Once having made the mistake of retitling an act intended to authorize as well as govern all civil actions, as an act merely pertaining and limited to tort claims, changing the original wording "any claim" into "a claim" acquires consistency and becomes understandable. This change is merely illustrative of how the original error was compounded rather than being evidence of an intent that the original scope of the act was being restricted so as to apply only to tort actions.

It appears plain enough that it never was the intention of the legislature that the title of Article XXVI, Chapter 101, SLA 1962, be a part of the general law. This conclusion is based upon the fact that upon its repealer it was specifically provided that "chapter, article, section, subsection and *220 paragraph headings * * *" were not to be a part of the general and permanent law of Alaska.[8]

In view of the foregoing we hold that Chapter 170, SLA 1957; Chapter 101, SLA 1962; and AS 09.50.250-09.50.300 were intended by the legislature to include all civil claims and that it was the intent of the legislature not to permit interest on any claim against the state prior to the date of a judgment.

Appellant's second point is that even though it might be held that the statute disallows interest prior to judgment on civil claims, the statute is not applicable in this case because:

(1) The contract was made by the Department of Public Works under authority granted by the Legislature to award construction contracts for public works;
(2) That the rules and regulations governing the administration of such contracts recognize and provide for contract disputes that might arise between the parties to such contracts;
(3) That such rules and regulations are premised on the assumption that a party, after conforming to the procedural requisites with respect to disputed claims, would have the right to appeal to the courts;
(4) That in authorizing the Department of Public Works to contract in the business atmosphere created by the above circumstances, any such contract entered into constitutes a waiver by the state of immunity from suit.

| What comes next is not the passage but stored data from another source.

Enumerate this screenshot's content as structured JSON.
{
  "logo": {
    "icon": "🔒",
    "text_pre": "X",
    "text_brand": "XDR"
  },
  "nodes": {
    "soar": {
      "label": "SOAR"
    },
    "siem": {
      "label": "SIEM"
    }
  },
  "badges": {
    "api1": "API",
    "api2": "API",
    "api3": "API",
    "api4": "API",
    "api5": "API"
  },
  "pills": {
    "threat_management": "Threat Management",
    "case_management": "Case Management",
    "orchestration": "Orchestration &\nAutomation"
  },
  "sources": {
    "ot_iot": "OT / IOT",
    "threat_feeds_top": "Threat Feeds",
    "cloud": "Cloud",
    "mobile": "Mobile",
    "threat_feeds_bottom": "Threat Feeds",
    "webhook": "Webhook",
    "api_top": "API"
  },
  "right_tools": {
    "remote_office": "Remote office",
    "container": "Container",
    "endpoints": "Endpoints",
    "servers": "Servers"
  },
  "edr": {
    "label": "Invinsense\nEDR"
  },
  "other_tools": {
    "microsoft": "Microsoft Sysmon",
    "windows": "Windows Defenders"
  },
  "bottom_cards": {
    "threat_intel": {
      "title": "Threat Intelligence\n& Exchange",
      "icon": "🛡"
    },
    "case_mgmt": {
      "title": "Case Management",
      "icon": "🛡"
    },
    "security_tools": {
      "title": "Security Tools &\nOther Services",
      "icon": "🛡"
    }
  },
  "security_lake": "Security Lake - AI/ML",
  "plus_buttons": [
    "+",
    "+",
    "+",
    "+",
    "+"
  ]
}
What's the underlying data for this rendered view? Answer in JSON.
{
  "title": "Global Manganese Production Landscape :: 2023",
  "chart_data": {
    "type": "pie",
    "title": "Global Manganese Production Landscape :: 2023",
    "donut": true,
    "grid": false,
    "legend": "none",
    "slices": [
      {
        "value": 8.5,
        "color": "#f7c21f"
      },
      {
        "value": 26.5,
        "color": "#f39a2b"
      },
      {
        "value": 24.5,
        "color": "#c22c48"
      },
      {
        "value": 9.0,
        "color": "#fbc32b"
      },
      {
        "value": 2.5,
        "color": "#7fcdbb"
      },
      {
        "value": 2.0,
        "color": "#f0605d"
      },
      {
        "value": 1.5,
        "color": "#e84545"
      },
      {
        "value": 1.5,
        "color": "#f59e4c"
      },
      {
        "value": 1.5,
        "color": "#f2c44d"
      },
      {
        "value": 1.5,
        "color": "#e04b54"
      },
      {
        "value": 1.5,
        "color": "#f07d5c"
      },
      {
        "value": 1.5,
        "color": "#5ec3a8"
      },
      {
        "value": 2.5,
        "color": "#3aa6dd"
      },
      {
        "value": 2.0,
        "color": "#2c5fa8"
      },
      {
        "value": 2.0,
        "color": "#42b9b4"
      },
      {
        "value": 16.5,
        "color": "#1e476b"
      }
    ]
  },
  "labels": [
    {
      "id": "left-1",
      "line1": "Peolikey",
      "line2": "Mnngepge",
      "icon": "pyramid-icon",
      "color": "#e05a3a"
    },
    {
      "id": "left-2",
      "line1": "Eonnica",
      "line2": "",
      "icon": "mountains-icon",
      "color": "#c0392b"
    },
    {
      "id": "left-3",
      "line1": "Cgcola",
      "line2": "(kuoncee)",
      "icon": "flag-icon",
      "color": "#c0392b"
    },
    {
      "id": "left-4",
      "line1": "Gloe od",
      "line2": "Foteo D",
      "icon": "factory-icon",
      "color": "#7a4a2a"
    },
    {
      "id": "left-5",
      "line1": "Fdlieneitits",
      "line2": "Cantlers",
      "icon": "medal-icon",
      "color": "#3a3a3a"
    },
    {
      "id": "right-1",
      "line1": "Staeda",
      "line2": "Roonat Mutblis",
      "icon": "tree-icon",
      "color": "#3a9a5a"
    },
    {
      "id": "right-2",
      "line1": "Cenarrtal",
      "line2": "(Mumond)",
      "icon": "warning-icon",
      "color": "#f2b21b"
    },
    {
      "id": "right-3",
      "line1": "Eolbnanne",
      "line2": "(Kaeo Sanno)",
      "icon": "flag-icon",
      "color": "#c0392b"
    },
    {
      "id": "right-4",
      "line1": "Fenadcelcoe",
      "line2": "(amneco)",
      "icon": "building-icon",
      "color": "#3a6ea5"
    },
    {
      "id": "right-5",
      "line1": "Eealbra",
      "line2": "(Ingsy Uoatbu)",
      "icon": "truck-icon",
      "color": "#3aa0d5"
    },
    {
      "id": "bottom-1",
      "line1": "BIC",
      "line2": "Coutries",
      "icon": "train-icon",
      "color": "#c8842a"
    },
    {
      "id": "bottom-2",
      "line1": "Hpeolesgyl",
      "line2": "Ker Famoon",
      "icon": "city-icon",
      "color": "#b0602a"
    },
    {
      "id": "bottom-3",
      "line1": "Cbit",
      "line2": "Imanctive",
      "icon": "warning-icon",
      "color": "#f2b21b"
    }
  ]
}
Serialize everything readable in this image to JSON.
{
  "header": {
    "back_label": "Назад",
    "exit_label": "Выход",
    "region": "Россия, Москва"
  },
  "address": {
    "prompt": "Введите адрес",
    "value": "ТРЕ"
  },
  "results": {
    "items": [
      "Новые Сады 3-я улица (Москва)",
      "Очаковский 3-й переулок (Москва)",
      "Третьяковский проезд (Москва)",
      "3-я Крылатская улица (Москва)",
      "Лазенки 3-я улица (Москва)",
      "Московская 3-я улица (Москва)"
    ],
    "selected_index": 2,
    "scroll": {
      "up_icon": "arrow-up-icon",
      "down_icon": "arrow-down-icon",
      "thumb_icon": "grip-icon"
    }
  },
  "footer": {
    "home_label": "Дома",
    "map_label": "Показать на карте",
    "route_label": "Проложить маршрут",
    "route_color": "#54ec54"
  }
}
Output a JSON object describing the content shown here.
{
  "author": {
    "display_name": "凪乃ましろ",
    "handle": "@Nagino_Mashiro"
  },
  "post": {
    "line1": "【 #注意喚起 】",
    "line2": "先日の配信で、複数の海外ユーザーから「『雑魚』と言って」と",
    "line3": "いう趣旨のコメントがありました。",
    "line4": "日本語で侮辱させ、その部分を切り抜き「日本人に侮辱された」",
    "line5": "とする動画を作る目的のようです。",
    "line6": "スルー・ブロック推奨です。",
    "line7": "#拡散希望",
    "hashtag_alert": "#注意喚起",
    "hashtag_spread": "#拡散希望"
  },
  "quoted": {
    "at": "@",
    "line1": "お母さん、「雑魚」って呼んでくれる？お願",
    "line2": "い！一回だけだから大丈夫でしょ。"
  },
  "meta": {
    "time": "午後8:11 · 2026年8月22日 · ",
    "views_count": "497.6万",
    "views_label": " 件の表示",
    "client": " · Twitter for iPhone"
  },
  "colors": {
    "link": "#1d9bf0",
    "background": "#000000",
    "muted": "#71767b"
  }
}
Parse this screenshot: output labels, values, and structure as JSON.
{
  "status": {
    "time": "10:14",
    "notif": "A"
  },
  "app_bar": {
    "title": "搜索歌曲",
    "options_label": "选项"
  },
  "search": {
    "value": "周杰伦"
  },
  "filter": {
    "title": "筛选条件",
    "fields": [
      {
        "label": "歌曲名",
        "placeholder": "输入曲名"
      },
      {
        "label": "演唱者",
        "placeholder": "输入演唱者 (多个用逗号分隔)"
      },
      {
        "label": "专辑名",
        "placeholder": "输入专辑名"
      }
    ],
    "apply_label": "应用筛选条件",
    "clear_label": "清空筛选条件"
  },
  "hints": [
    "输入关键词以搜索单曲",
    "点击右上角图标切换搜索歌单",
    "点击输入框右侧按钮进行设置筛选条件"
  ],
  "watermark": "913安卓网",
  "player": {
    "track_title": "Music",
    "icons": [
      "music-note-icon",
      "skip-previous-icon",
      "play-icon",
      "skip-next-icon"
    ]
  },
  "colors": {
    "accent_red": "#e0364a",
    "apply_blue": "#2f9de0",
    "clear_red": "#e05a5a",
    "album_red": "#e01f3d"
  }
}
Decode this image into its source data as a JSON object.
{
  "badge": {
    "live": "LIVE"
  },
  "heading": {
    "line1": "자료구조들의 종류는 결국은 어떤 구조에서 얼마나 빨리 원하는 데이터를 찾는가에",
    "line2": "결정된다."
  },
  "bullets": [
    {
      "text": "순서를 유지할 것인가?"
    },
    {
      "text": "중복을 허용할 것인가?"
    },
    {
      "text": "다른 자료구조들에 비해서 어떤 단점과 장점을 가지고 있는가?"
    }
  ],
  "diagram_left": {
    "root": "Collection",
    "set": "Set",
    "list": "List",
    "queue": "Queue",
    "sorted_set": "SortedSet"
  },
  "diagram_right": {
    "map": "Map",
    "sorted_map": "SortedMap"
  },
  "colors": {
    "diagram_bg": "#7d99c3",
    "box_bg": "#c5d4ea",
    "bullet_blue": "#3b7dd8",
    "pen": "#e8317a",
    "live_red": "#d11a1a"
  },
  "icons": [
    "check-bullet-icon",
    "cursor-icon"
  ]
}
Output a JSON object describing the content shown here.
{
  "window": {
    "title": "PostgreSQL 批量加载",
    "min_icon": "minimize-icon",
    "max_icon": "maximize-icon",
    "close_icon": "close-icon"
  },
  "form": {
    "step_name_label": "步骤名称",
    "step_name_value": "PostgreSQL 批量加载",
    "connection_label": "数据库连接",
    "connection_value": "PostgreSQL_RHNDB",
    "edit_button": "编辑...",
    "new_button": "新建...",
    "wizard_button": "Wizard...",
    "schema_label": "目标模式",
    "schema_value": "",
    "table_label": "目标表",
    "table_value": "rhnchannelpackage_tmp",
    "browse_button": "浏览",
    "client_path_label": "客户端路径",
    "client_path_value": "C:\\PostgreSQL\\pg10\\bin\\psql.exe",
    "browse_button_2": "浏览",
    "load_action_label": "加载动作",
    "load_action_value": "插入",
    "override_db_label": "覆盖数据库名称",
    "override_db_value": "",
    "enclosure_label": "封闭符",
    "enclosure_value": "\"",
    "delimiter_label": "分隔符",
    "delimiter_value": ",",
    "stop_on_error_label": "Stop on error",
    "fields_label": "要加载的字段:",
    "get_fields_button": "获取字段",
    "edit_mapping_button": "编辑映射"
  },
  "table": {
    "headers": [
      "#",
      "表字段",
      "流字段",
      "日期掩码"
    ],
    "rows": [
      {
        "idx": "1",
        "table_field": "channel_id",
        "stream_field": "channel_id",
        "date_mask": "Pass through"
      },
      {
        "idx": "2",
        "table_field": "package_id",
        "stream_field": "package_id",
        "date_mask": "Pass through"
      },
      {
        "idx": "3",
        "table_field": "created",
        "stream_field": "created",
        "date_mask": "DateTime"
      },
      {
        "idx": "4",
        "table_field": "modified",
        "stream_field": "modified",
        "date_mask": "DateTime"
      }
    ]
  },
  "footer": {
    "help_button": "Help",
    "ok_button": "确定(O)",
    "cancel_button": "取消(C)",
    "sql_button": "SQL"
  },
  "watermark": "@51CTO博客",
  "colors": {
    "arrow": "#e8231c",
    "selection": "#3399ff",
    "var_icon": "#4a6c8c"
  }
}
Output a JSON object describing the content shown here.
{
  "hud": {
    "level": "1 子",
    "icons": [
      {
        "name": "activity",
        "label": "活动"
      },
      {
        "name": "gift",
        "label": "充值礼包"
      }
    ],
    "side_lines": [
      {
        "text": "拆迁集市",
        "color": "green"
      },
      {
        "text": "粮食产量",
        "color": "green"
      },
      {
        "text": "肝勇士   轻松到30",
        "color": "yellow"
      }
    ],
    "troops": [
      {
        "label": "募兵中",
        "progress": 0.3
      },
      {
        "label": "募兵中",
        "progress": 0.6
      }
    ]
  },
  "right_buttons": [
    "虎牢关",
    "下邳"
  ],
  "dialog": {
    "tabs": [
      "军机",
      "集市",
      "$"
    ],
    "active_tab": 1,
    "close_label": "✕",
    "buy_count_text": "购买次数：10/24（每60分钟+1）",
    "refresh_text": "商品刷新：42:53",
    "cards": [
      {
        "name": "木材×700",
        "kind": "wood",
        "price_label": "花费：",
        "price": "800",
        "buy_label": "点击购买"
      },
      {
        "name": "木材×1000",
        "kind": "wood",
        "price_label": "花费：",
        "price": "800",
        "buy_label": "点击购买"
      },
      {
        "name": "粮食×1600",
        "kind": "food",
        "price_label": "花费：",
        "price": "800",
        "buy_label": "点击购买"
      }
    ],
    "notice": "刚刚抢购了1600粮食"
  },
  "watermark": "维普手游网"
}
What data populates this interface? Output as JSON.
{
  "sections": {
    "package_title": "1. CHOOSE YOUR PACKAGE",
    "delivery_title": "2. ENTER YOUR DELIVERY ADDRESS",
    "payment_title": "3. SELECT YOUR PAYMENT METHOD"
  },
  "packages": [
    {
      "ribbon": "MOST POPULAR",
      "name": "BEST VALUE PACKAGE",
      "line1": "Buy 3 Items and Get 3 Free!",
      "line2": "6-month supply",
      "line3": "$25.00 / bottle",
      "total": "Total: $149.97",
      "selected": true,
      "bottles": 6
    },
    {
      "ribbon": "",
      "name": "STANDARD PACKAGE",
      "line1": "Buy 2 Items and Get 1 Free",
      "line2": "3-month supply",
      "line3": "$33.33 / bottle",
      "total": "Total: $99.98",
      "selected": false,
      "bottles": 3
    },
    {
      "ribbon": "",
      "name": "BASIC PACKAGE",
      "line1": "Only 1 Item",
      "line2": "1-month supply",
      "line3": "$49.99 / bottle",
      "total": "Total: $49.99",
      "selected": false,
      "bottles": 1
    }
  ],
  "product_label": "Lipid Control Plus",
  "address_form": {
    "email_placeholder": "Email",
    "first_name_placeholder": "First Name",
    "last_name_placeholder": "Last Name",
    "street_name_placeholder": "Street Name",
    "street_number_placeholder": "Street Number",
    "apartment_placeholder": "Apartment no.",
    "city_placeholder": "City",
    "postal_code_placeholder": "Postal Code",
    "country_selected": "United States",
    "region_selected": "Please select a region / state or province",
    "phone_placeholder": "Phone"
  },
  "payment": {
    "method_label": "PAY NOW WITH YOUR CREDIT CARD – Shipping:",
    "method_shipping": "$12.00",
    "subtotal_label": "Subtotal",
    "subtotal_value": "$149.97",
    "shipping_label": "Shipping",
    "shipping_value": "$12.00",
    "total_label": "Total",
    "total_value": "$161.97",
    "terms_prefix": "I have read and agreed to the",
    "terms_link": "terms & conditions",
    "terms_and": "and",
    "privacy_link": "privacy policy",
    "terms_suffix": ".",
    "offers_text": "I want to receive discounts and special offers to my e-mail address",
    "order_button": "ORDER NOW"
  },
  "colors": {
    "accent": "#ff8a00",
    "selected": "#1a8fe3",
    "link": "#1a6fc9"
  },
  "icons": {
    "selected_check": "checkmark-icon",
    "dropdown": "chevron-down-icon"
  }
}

We find that we are unable to decide the issue on this theory in view of the express statutory provision disallowing interest on civil claims prior to judgment.

We are in agreement with appellant's argument that the statutory prohibition can easily work an injustice on a party who has contracted with the state. There are business situations where agents of the state, in good conscience and even with business justification, may withhold for a time or even refuse payment. Where the contracting party is required by contract regulations to continue to perform, subject to later determination, as in the case before us, the problem often facing the contractor is where to get the capital to continue to finance his work. And even if the capital can be obtained the rate of interest required to be paid cannot be ignored. The matter would appear to be one which the Legislative Council might refer to the legislature for reconsideration in the light of the greatly increased contract authority and activity of the State Department of Public Works.

The judgment below is affirmed.

NOTES

[1] SLA 1962, ch. 101, §§ 26.01-26.06, 31.03; (AS 09.50.250-09.50.300).

[2] House Judiciary Committee Report, 1962 Alaska House Journal 224.

[3] On file in the offices of the Legislative Council, Juneau, Alaska.

[4] 1962 Alaska House Journal 229, 390-97

[5] SLA 1962, ch. 101, § 31.03.

[6] Memorandum — Alaska Legislative Council to Members of the Legislature dated February 17, 1961 on file in office of Alaska Legislative Council, Juneau. See also Foreword to Alaska Rules of Court Procedure and Administration.

[7] Revisor's note, AS 09.50.250 (Cum.Supp. 1964).

[8] SLA 1962, ch. 101 was in effect from January 1, 1963, only until February 20, 1963, when it was repealed by SLA 1963, ch. 1, § 2 upon the adoption of AS 09.50.250-09.50.300.